Même si Masse se trouvait derrière Vincent Breton-Robert et Philippe Lessard-Vézina dans l’alignement, Justin Éthier était persuadé de l’utiliser.

«Il a passé son premier examen avec succès, a illustré le coordonnateur offensif du Rouge et Or au sujet du joueur par excellence sur la scène collégiale Division 1 en 2017. Sa façon de courir nord-sud a été le point tournant du match.

Joanik Masse a fait mal au Vert & Or autant par la voie des airs qu’au sol.  On voit le porteur de ballon célébrer l’un de ses deux touchés en deuxième demie.
Photo Didier Debusschère

«En raison de ses succès au collégial, Joanik nous intriguait. Il n’est pas le plus spectaculaire, mais c’est surprenant comment il est efficace. J’ai toujours l’impression qu’il tombe deux, trois verges plus loin. Il a connu un bon camp et j’ai beaucoup de respect pour son attitude professionnelle.»

À son premier départ à Laval, Samuel Chénard a complété 12 de ses 17 passes pour 120 verges. Il a lancé trois passes de touché et a été victime de deux interceptions.

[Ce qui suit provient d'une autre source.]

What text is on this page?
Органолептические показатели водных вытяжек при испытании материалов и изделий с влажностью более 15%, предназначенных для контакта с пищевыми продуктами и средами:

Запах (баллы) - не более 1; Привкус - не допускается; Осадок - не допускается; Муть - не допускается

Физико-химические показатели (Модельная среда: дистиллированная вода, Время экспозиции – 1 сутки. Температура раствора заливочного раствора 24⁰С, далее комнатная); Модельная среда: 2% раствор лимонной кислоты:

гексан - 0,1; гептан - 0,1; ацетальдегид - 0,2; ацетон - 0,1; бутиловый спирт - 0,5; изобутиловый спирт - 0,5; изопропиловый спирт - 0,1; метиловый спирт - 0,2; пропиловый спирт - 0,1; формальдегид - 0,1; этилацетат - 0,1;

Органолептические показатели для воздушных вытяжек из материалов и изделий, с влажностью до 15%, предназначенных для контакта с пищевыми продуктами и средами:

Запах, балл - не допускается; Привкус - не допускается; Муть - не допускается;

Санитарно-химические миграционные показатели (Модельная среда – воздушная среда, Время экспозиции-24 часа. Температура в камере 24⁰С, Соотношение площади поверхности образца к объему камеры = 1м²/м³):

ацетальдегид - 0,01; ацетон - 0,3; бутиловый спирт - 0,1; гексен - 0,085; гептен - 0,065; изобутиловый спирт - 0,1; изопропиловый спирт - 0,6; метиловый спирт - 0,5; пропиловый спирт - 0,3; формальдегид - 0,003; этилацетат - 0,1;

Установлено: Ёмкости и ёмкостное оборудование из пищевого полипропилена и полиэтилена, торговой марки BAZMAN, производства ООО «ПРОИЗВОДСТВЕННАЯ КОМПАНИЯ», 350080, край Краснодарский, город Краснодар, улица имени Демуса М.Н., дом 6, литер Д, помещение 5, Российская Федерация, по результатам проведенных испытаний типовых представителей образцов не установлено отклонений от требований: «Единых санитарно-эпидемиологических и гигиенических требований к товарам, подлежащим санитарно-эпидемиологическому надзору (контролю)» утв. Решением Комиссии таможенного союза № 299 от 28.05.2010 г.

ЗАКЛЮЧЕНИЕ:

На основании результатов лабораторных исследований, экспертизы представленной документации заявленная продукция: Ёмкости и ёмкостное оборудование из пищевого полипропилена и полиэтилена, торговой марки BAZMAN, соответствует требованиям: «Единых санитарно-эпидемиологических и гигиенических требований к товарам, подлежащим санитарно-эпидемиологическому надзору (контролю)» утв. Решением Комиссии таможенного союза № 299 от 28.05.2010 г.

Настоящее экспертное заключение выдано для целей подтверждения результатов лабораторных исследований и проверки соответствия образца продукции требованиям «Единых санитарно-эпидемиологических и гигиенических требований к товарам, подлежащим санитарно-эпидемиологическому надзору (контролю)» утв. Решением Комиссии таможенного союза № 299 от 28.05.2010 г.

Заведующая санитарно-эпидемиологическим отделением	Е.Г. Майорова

«On a connu un mauvais départ, mais on n’a jamais paniqué en retard 9-0 et on a continué d’exécuter, a-t-il souligné. J’étais nerveux un peu en partant. Sur ma première interception, j’aurais dû changer de lecture. Sur la passe de touché à Vincent Breton-Robert, j’étais plus en confiance et le ballon a bien sorti. Il y avait peu d’espace et ce fut un très bon jeu.»

Plein les bras

Kean Harelimana et l’unité défensive du Rouge et Or en ont eu plein les bras au premier quart.

«On en a eu pour notre argent, a résumé le secondeur qui a réussi 5,5 plaqués, dont deux pour pertes et un sac. Chapeau à leur quart-arrière qui a bien joué. On voulait trop en faire en partant, ce qui ouvrait des fenêtres et leur quart-arrière lançait au bon endroit.»

«On n’a pas connu le départ souhaité, mais on s’est ressaisi au 2e quart, de poursuivre Harelimana. Le jeu des unités spéciales a changé le momentum du match et l’offensive en a profité par la suite. En défensive, on a réussi à mettre de la pression en deuxième demie en présentant des couvertures différentes.»